The head of Baltimore County schools, whose current contract expires this summer, might learn this week whether he will be asked to stay another four years - a move that could make him the county's second-longest-serving superintendent.
The school board has scheduled a meeting tomorrow to vote on whether to offer a third four-year contract to Superintendent Joe A. Hairston, who oversees the state's third-largest school system with about 105,000 students.
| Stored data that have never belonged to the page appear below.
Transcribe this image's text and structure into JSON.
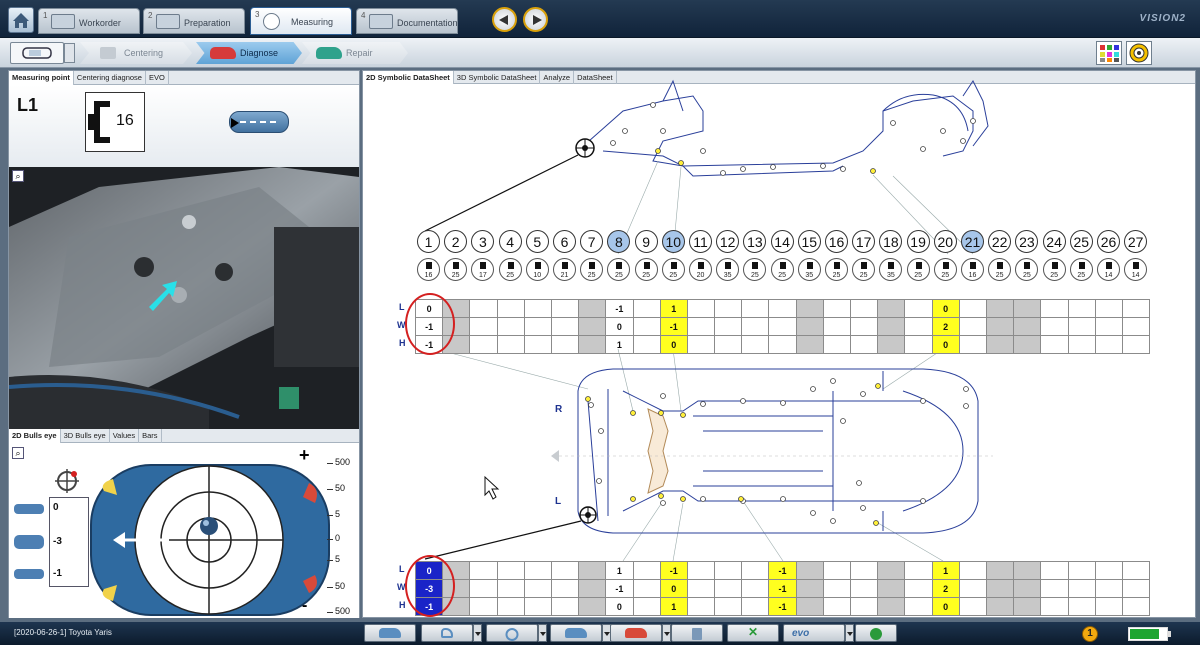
{
  "topbar": {
    "tabs": [
      {
        "num": "1",
        "label": "Workorder"
      },
      {
        "num": "2",
        "label": "Preparation"
      },
      {
        "num": "3",
        "label": "Measuring"
      },
      {
        "num": "4",
        "label": "Documentation"
      }
    ],
    "brand": "VISION2"
  },
  "workflow": {
    "steps": [
      {
        "label": "Centering"
      },
      {
        "label": "Diagnose"
      },
      {
        "label": "Repair"
      }
    ]
  },
  "left": {
    "tabs": [
      "Measuring point",
      "Centering diagnose",
      "EVO"
    ],
    "point_code": "L1",
    "point_size": "16",
    "bulls_tabs": [
      "2D Bulls eye",
      "3D Bulls eye",
      "Values",
      "Bars"
    ],
    "values": {
      "l": "0",
      "w": "-3",
      "h": "-1"
    },
    "scale": [
      "500",
      "50",
      "5",
      "0",
      "5",
      "50",
      "500"
    ],
    "plus": "+",
    "minus": "-"
  },
  "right": {
    "tabs": [
      "2D Symbolic DataSheet",
      "3D Symbolic DataSheet",
      "Analyze",
      "DataSheet"
    ],
    "points": [
      "1",
      "2",
      "3",
      "4",
      "5",
      "6",
      "7",
      "8",
      "9",
      "10",
      "11",
      "12",
      "13",
      "14",
      "15",
      "16",
      "17",
      "18",
      "19",
      "20",
      "21",
      "22",
      "23",
      "24",
      "25",
      "26",
      "27"
    ],
    "selected_points": [
      "8",
      "10",
      "21"
    ],
    "symbol_sizes": [
      "16",
      "25",
      "17",
      "25",
      "10",
      "21",
      "25",
      "25",
      "25",
      "25",
      "20",
      "35",
      "25",
      "25",
      "35",
      "25",
      "25",
      "35",
      "25",
      "25",
      "16",
      "25",
      "25",
      "25",
      "25",
      "14",
      "14"
    ],
    "row_labels": [
      "L",
      "W",
      "H"
    ],
    "side_labels": {
      "r": "R",
      "l": "L"
    },
    "top_grid": [
      [
        "0",
        "",
        "",
        "",
        "",
        "",
        "",
        "-1",
        "",
        "1",
        "",
        "",
        "",
        "",
        "",
        "",
        "",
        "",
        "",
        "0",
        "",
        "",
        "",
        "",
        "",
        "",
        ""
      ],
      [
        "-1",
        "",
        "",
        "",
        "",
        "",
        "",
        "0",
        "",
        "-1",
        "",
        "",
        "",
        "",
        "",
        "",
        "",
        "",
        "",
        "2",
        "",
        "",
        "",
        "",
        "",
        "",
        ""
      ],
      [
        "-1",
        "",
        "",
        "",
        "",
        "",
        "",
        "1",
        "",
        "0",
        "",
        "",
        "",
        "",
        "",
        "",
        "",
        "",
        "",
        "0",
        "",
        "",
        "",
        "",
        "",
        "",
        ""
      ]
    ],
    "bottom_grid": [
      [
        "0",
        "",
        "",
        "",
        "",
        "",
        "",
        "1",
        "",
        "-1",
        "",
        "",
        "",
        "-1",
        "",
        "",
        "",
        "",
        "",
        "1",
        "",
        "",
        "",
        "",
        "",
        "",
        ""
      ],
      [
        "-3",
        "",
        "",
        "",
        "",
        "",
        "",
        "-1",
        "",
        "0",
        "",
        "",
        "",
        "-1",
        "",
        "",
        "",
        "",
        "",
        "2",
        "",
        "",
        "",
        "",
        "",
        "",
        ""
      ],
      [
        "-1",
        "",
        "",
        "",
        "",
        "",
        "",
        "0",
        "",
        "1",
        "",
        "",
        "",
        "-1",
        "",
        "",
        "",
        "",
        "",
        "0",
        "",
        "",
        "",
        "",
        "",
        "",
        ""
      ]
    ]
  },
  "status": {
    "job": "[2020-06-26-1] Toyota Yaris",
    "evo_label": "evo",
    "warn_count": "1",
    "battery_level": 0.75
  },
  "colors": {
    "accent": "#5fa3d6",
    "highlight": "#ffff1f",
    "selected_cell": "#1a24c8",
    "annotation": "#d42020"
  }
}
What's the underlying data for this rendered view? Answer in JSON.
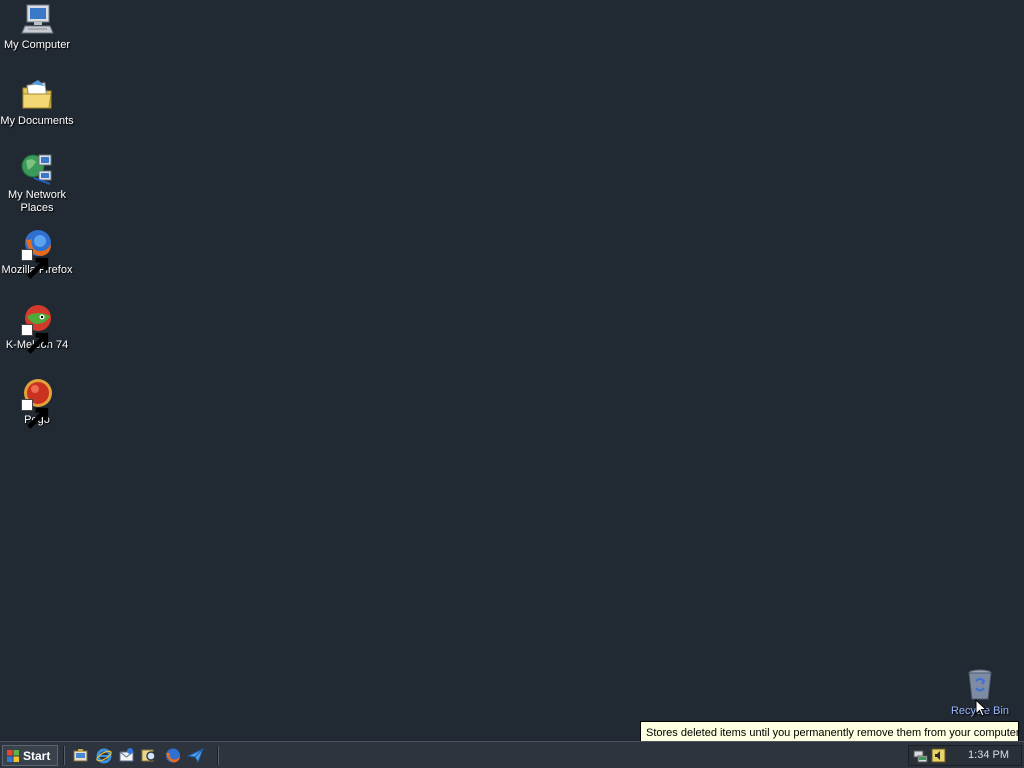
{
  "desktop": {
    "icons": [
      {
        "label": "My Computer",
        "icon": "my-computer-icon"
      },
      {
        "label": "My Documents",
        "icon": "my-documents-icon"
      },
      {
        "label": "My Network Places",
        "icon": "network-places-icon"
      },
      {
        "label": "Mozilla Firefox",
        "icon": "firefox-icon"
      },
      {
        "label": "K-Meleon 74",
        "icon": "kmeleon-icon"
      },
      {
        "label": "Pego",
        "icon": "pego-icon"
      }
    ],
    "recycle_bin": {
      "label": "Recycle Bin",
      "icon": "recycle-bin-icon"
    },
    "tooltip": "Stores deleted items until you permanently remove them from your computer"
  },
  "taskbar": {
    "start_label": "Start",
    "quick_launch": [
      "show-desktop-icon",
      "internet-explorer-icon",
      "outlook-express-icon",
      "search-icon",
      "firefox-icon",
      "send-icon"
    ],
    "tray_icons": [
      "network-icon",
      "volume-icon"
    ],
    "clock": "1:34 PM"
  },
  "colors": {
    "desktop": "#212932",
    "taskbar": "#2d343d",
    "tooltip_bg": "#ffffe1"
  }
}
The system is among the nation's 25 largest.
State law gives school systems until March 1 to decide whether to reappoint a superintendent.
Board President JoAnn C. Murphy said the 11-member panel is choosing to meet sooner because "it's important that the issue be settled as early as we can do it."
"With the General Assembly in session and our budget process under way, people need to know what the leadership is going to look like in order to have good-faith dealings," she said Friday.
Hairston declined to comment on tomorrow's meeting.
Murphy said she didn't want to talk about the board's relationship with Hairston or whether it has been satisfied with his performance.
"I would hate to say anything that might influence anyone," she said.
Murphy said she plans to request a roll-call vote, in which each member will state his or her vote individually, rather than raising their hands as a group.
"Given the importance of this, I think people need to be clear on who was yea or nay," she said. "Board members take this very seriously. It probably is our most important responsibility."
The system's longest-serving superintendent, Robert Y. Dubel, retired in 1992 after 16 years at the helm, schools officials said.
Hairston - who became the county's superintendent in 2000 and earns about $260,000 annually - has garnered national attention for technology initiatives, eliminating the system's low-level courses and achieving the country's highest graduation rate for African-American males among large school systems.
He launched AVID, a national college-prep program that is available at all county high schools and is being expanded to the middle schools. AVID - Advancement Via Individual Determination - is aimed at students "in the middle" who, educators say, are capable of more challenging work but need more resources, such as tutoring and training in organizational skills, to reach their potential. Last year, nearly 120 high school students completed the program and earned hundreds of thousands of dollars in college scholarships.
Hairston has been credited with increasing participation of minority students in Advanced Placement, honors and Gifted and Talented Program courses.
In recent years, school system data have shown some progress in closing the achievement gap between whites and minorities. Still, Hairston and other educators have said that more must be done. The system's demographics have steadily changed in recent years, with minority enrollment increasing to about 50 percent this school year.
Born and raised in Virginia, Hairston earned a doctorate in education administration from Virginia Tech in Blacksburg, Va., a master's degree in administration and physical education from American University in Washington and a bachelor's degree in biology and physical science from Maryland State College, now the University of Maryland Eastern Shore.
Hairston began his teaching career in 1969 in Prince George's County - where, in 1989, he was named assistant superintendent. In 1995, he became superintendent of the Clayton County, Ga. public schools.
In 2005, a year into his second contract with Baltimore County public schools, Hairston briefly considered an offer to become superintendent of the Virginia Beach, Va., public school system.
At the time, county school board members gave him a raise, when he committed to remaining through his contract, which ends June 30.
The school board's special meeting is scheduled for 7 p.m. at the ESS Building, Greenwood campus, 6901 N. Charles St., Towson.